Officers Joe Gutierrez and Daniel Crocker pulled over 2nd Lt. Caron Nazario while he was in uniform on the evening of Dec. 5, 2020. Body camera footage showed Gutierrez pepper spray Nazario when he would not get out of the car.
“Can you please relax?” Nazario said to the officers while sitting in his car, bodycam footage showed. “Get out of the car now!” Gutierrez said and proceeded to pepper spray Nazario in the face just after the lieutenant explained that he was actively serving in the U.S. armed forces.
Nazario is suing both officers in federal court for a total of $1 million, claiming they violated his constitutional rights, assaulted him, falsely imprisoned him and had his car illegally searched. The trial will begin on Monday in Richmond, Virginia.
In response to the federal lawsuit, the police officers deny the allegations against them in a court filing.
In the police report, one of the officers wrote that Nazario eluded police because he didn’t stop right away. Nazario stated that he wanted to pull over in a well-lit area.
“I’m honestly afraid to get out,” Nazario said during the traffic stop. “Yeah, you should be,” Gutierrez replied.
Police said they pulled him over for not having a visible rear license plate, but in the footage, a temporary license plate can be seen in the rear window of Nazario’s then-new SUV. Nazario was not charged in the incident.
The Windsor Police Department announced in 2021 that they fired Gutierrez, who pepper sprayed Nazario, for not following department policy during the incident. Some are calling it an example of excessive use of force by the police toward people of color.

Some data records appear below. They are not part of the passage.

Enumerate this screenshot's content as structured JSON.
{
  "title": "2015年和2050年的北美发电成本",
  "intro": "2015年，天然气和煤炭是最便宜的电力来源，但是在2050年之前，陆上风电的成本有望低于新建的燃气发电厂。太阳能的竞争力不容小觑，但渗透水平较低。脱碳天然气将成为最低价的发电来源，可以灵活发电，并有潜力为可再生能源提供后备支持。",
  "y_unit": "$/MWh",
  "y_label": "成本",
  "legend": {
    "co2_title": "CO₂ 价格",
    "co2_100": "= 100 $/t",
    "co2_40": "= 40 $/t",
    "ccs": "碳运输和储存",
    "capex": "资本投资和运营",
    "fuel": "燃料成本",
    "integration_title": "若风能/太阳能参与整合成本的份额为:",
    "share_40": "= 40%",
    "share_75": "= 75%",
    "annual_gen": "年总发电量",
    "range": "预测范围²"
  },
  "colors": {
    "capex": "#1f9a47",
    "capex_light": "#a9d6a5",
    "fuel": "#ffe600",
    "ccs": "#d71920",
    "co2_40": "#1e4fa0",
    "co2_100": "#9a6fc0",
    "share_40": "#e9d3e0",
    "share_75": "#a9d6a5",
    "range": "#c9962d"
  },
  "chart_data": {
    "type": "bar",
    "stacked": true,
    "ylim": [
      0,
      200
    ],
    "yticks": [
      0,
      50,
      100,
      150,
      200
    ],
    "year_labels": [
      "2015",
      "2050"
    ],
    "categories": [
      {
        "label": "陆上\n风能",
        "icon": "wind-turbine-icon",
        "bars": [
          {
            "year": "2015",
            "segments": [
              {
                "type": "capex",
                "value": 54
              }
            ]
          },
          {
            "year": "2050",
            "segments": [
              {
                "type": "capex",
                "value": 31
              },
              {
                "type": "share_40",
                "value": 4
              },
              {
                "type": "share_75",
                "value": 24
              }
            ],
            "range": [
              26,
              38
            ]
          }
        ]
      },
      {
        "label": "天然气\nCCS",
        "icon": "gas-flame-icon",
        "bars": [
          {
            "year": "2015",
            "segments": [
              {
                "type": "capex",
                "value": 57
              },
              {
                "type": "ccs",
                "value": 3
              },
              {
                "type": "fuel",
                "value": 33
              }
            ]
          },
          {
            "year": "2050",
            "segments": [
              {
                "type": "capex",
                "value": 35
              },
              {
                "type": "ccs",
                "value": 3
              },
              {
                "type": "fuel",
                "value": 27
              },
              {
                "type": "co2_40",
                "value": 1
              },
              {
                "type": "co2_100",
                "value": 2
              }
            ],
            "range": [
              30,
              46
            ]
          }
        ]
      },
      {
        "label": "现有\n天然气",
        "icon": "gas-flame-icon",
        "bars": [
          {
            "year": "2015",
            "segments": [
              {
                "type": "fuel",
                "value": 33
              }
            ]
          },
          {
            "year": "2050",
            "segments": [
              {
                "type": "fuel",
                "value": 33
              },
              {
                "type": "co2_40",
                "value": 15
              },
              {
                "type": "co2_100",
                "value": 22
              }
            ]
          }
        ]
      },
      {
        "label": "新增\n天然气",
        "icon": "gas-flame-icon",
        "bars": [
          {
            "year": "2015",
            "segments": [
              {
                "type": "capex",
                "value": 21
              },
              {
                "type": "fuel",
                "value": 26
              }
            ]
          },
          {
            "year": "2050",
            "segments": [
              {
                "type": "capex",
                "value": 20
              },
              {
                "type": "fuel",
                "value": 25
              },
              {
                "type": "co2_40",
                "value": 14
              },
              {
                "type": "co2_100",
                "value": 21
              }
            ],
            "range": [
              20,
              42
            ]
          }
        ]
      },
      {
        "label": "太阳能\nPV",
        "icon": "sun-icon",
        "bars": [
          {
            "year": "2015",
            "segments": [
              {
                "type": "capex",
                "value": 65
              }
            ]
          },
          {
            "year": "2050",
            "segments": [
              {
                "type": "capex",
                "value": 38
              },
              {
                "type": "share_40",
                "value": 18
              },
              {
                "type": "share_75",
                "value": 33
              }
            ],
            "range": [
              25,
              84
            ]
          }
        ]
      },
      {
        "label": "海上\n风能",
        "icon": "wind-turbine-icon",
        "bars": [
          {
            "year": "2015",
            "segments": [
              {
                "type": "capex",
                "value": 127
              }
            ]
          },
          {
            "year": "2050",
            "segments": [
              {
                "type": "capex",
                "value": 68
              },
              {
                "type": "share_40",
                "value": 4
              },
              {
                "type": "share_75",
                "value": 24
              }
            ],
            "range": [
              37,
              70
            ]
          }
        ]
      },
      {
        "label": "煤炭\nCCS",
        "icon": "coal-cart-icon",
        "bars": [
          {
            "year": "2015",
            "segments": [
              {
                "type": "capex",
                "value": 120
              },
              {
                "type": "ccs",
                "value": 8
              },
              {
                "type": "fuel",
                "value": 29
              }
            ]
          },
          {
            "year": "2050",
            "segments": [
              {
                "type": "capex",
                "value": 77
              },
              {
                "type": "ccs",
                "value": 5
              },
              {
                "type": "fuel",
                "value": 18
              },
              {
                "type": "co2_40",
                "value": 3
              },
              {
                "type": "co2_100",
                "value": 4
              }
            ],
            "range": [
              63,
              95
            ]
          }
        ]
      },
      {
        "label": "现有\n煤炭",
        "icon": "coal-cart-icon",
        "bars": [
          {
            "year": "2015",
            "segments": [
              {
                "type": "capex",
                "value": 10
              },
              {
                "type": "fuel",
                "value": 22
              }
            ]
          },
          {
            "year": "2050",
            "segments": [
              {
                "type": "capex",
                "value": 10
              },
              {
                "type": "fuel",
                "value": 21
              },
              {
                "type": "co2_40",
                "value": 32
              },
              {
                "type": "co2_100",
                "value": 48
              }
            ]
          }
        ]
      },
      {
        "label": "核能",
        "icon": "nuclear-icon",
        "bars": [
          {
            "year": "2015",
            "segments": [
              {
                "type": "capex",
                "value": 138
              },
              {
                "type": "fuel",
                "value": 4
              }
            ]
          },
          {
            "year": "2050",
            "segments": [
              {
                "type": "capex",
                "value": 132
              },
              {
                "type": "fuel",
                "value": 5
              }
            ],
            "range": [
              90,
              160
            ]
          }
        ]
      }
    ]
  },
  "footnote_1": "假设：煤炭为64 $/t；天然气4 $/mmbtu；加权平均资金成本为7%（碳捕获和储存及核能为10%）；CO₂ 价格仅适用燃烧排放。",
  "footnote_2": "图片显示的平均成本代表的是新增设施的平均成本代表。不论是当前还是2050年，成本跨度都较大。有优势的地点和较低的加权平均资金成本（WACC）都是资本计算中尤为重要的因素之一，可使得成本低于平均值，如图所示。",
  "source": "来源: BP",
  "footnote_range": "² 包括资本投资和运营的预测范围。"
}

“It is my estimation that the force that the police officer used against Mr. Nazario was excessive,“ Marquez Claxton, director of public relations and political affairs of the Black Law Enforcement Alliance, said. “And it was not commensurate with the level of what, even if he perceived it to be, some sort of resistance or defiance. His level of force did not match that.”
In addition to Nazario’s federal lawsuit, the state attorney general filed a lawsuit against the town of Windsor, alleging in part, that its police department’s operations led to discrimination against African Americans.
An attorney for the town tried to get the lawsuit dismissed. According to the police chief, the department practices non-discriminatory policing.
The judge’s ruling stated that Nazario’s federal lawsuit would move forward.
“What we’re going to see at trial is the defense is going to put forth the training, the fact that he did not exit the vehicle,” Channa Lloyd, criminal attorney and managing partner of the Cochran Firm, said of Nazario’s lawsuit. “They’re going to be looking to reinforce this idea that these officers were simply following their department’s procedures and policies.
“What we’re going to see coming forth from the plaintiff is that this was a violation of his civil rights,” Lloyd said. “That this was excessive force use and that this should not have happened in the manner that it did.”
According to the court filing, officer Crocker’s legal team said that “contact with Nazario was within justifiable bounds in performance of his duties as a law enforcement officer.”